Our study provided support that our ELISA method is a reliable and robust test for measuring uAFM. uAFM and AfCR may be attractive biomarkers for kidney injury.

Summary points

• It has been reported that high concentrations of afamin have been described not only in plasma but also in extravascular fluids such as urine, cerebrospinal fluid and peritoneal fluid.

• In our recent proteomics study, we have discovered urine afamin (uAFM) can serve as a biomarker candidate for primary membranous nephropathy.

• Our study provided support that our ELISA method is a reliable and robust test for measuring uAFM.

• In order to avoid interference from concentration and dilution of urine, we develop a new biomarker, afamin–creatinine ratio (AfCR).

• For reference intervals study, both uAFM and AfCR values were different significantly between males and females.

• uAFM and AfCR levels were significantly increased in patients with primary membranous nephropathy, IgA nephropathy and minimal change disease compared with healthy volunteers.

• Significant positive correlations were observed between uAFM and uALB, and between AfCR and ACR.

• There were no significant differences in afamin-related and albumin-related variables between group with an estimated glomerular filtration rate <90 ml/min/1.73 m² and group with an estimated glomerular filtration rate ≥90 ml/min/1.73 m² in both males and females.

• Our results indicate that uAFM and AfCR are biomarkers for glomerular barrier function, rather than glomerular filtration function.
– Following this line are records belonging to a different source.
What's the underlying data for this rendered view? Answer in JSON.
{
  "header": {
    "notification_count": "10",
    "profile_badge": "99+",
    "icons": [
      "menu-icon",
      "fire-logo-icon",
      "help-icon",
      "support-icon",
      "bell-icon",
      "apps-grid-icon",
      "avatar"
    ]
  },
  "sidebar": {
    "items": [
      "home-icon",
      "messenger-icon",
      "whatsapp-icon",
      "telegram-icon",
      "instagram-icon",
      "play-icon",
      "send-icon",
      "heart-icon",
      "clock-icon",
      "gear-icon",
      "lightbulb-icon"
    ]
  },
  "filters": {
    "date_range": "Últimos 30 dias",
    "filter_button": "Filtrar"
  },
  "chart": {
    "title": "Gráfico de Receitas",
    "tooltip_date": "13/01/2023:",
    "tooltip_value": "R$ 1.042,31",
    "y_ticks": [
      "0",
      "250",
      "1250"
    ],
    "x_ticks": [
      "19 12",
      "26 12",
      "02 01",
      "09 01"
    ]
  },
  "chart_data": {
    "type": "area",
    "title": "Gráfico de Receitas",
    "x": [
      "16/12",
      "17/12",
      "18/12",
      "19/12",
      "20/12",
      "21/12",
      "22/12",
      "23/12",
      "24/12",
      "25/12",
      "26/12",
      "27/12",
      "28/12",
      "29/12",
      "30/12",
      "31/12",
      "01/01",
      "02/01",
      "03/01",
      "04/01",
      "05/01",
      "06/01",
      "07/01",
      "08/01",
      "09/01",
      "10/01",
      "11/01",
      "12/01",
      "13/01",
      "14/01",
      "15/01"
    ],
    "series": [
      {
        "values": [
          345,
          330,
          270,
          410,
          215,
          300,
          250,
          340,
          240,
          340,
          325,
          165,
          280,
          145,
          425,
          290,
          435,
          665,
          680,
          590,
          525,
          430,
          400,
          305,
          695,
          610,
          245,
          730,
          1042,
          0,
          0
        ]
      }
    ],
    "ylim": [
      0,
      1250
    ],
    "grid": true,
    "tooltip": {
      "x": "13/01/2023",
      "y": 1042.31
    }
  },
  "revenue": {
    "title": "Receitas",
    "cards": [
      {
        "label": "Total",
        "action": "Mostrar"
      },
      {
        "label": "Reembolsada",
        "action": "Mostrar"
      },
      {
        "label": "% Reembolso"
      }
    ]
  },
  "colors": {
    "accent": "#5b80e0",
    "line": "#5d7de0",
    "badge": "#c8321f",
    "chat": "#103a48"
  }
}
Ethical conduct of research

The authors state that they have obtained appropriate institutional review board approval or have followed the principles outlined in the Declaration of Helsinki for all human or animal experimental investigations. In addition, for investigations involving human subjects, informed consent has been obtained from the participants involved.

Author’s contributions

L Pang and H Li contributed to the conception or design of the work. L Pang, N Duan, D Xu and Q Guo contributed to the acquisition of data for the work. L Pang, L Jia and C Huang contributed to the analysis of data for the work. L Pang, J Du and H Li contributed to the interpretation of data for the work. L Pang, N Duan, D Xu and H Li contributed to the drafting the work. L Jiao, C Huang, J Du and Q Guo contributed to the revising critically for important intellectual content. All the authors contributed to the final approval of the version to be published and agreement to be accountable for all aspects of the work in ensuring that questions related to the accuracy or integrity of any part of the work are appropriately investigated and resolved.

Supplementary data

To view the supplementary data that accompany this paper please visit the journal website at: www.tandfonline.com/doi/full/10.2217/bmm-2018-0126

Financial & competing interests disclosure

The authors have no relevant affiliations or financial involvement with any organization or entity with a financial interest in or financial conflict with the subject matter or materials discussed in the manuscript. This includes employment, consultancies, honoraria, stock ownership or options, expert testimony, grants or patents received or pending, or royalties.

No writing assistance was utilized in the production of this manuscript.